Source Analysis Guidelines
All Fabric projects include data sources which transfer data through interfaces. Therefore, when creating a Fabric project, the first step is to analyze the data sources needed for your project.
Do the following:
- Identify existing data sources and analyze the data they store.
- Define the interfaces for the data sources required for the specific implementation.
What Do I Need to Know Before Creating a New Interface?
- Identify which source systems store Data Product information in your project.
- Check the following for each identified legacy system:
- System name: E.g. CRM.
- Description: E.g. Customer Relationship Management.
- Main business entities: E.g. Customer, Contract or Address.
- Nature of data in each source: E.g. Customer Data or Financial Data.
- Data sources technology: E.g. a database like Oracle or SQL Server, or a non-database like files or a message queue.
- Check the following for the database (DB) data source:
- DB type of the system: E.g. Oracle, MySql or PostgreSQL.
- DB version of the system: E.g. Oracle 11g.
- Check whether the DB has a built-in connector in Fabric. If it does not, obtain a JDBC driver, in order to be located later at the project's lib.
- Check the connection details to the DB.
- Check the following for a non-database (DB) data source (depending on the data source’s technology):
- Server connection details.
- Protocol: E.g. SFTP or HTTP.
- Format: E.g. JSON.
- For a file-based integration, check the location, size and frequency of the files.

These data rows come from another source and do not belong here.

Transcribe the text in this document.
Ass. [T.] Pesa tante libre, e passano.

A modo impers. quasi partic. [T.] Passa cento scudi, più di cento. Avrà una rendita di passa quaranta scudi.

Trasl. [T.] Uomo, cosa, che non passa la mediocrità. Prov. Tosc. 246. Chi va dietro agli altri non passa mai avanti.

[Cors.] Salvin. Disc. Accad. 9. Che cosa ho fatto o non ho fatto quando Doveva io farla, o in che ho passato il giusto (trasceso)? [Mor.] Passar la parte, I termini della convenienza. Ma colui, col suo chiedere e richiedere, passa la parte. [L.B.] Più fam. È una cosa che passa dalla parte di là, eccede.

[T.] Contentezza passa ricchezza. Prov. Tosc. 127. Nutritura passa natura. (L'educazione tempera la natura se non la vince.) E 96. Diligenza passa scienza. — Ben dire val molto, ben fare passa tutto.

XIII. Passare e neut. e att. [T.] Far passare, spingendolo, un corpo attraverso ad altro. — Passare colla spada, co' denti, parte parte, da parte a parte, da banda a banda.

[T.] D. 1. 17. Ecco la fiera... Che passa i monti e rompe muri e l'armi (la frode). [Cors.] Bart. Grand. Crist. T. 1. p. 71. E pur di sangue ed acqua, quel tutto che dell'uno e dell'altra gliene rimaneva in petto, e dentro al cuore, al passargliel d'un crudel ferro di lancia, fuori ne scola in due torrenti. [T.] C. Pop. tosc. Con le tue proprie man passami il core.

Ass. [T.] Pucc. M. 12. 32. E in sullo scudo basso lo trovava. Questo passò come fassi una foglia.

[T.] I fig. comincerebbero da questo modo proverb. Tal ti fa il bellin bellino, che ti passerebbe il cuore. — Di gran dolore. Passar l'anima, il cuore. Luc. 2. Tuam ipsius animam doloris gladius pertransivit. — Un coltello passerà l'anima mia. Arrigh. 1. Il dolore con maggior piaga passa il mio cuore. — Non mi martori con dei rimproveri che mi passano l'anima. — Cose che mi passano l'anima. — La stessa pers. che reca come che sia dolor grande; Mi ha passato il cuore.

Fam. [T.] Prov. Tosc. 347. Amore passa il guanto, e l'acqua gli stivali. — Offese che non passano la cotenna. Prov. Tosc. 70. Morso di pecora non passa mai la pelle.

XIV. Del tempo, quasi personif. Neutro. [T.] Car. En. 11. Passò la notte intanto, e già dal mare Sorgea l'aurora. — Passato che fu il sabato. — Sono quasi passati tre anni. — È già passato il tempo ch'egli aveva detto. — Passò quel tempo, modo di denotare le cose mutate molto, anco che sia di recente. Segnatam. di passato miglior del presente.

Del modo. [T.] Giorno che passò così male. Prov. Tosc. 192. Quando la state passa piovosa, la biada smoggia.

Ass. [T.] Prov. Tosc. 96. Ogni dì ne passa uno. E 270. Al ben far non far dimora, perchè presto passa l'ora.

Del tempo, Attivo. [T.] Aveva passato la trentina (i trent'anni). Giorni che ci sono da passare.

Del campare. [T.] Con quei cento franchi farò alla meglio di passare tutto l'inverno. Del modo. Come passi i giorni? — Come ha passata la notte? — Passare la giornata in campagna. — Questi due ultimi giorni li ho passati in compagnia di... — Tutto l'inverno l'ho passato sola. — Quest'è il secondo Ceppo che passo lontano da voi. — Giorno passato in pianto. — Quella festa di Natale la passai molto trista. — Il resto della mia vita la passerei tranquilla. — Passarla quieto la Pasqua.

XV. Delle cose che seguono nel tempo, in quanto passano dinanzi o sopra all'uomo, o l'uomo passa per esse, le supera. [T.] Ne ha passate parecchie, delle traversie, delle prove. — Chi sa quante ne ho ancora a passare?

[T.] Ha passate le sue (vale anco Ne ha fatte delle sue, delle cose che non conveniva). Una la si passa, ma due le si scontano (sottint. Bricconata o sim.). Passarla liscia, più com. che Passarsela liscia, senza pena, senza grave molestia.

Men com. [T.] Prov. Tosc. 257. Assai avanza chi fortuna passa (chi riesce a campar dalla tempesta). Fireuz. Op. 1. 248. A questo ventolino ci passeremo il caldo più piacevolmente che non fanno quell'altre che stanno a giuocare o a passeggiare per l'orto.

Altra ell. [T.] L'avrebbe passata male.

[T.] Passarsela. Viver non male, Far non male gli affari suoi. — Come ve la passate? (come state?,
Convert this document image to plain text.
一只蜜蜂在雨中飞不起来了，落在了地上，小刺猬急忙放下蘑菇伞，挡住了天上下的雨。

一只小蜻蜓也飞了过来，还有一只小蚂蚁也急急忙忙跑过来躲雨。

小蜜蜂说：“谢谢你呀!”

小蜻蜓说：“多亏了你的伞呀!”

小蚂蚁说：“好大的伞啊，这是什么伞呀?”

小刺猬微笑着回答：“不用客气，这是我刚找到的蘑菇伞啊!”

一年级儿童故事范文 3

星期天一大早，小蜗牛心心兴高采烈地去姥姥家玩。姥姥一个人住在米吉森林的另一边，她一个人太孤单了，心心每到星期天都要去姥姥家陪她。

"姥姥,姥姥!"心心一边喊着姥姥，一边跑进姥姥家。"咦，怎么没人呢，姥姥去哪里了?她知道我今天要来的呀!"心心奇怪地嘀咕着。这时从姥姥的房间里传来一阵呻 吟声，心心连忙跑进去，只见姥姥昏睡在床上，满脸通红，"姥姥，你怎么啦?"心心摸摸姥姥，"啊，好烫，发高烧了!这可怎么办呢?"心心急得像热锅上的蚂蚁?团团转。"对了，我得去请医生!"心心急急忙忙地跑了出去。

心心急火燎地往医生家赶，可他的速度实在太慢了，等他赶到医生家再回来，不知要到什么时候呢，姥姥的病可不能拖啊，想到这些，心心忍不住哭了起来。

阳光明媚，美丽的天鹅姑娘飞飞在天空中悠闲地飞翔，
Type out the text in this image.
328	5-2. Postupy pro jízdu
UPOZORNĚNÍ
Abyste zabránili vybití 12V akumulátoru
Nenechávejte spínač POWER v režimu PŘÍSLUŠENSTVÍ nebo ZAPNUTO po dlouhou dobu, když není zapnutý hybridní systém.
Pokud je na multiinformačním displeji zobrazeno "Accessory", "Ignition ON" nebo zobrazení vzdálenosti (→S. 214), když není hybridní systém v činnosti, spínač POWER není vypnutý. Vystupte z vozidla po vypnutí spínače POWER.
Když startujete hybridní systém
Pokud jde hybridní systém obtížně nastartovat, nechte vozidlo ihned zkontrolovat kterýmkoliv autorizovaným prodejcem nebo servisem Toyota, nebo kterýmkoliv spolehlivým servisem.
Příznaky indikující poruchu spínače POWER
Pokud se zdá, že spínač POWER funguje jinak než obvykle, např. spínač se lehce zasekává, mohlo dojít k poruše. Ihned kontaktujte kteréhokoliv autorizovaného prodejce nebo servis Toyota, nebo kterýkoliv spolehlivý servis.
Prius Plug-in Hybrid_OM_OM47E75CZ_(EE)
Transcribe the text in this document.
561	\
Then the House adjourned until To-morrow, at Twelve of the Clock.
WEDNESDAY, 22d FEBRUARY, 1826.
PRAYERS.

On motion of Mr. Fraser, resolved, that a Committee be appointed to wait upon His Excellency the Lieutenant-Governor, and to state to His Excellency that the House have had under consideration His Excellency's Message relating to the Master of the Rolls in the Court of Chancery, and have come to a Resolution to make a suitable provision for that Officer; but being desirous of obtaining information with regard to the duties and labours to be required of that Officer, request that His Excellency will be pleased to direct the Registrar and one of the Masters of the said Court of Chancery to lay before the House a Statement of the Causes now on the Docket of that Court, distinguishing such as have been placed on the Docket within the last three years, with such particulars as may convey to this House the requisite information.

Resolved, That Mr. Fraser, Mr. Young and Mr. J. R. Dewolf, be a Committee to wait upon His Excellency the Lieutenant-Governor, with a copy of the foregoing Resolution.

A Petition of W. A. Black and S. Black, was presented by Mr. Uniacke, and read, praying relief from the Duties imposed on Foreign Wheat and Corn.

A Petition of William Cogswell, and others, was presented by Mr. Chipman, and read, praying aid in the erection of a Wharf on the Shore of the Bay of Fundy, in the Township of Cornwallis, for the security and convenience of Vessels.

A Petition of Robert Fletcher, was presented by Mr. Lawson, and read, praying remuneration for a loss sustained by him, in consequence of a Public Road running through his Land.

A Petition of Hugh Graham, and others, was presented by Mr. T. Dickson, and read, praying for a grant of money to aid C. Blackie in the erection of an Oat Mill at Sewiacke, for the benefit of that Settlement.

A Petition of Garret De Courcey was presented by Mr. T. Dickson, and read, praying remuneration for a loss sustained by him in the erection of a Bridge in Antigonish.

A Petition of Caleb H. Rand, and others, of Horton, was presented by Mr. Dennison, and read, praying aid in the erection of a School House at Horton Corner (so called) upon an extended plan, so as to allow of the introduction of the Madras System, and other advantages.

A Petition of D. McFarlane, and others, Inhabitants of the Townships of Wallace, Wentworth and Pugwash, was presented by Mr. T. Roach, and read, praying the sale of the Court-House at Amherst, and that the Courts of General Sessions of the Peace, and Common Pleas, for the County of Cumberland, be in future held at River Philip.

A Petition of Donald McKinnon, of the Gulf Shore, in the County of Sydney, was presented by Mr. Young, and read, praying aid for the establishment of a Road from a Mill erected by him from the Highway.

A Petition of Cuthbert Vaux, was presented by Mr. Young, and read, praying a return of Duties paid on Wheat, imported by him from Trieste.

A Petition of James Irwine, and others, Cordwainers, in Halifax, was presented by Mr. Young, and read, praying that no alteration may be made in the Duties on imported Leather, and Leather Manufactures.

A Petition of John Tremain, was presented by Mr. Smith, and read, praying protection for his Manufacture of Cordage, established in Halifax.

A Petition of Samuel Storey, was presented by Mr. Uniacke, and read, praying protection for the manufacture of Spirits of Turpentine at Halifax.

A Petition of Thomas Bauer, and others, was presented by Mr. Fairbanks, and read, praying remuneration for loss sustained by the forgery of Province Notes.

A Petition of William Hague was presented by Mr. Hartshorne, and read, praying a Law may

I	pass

- Evaluate the requirements for the project’s hardware sizing based on the expected data volumes.
- Identify the relationships in each system:
- Which source tables are related to the Digital Entities in your project?
- Check for ERD / data model documents for a better understanding of the relationships between the source tables.
- Relationship of the source system to other systems. For example, check if the Billing system holds CRM Customer ID.
- Map duplicate information across several legacy systems and check which system is the data master.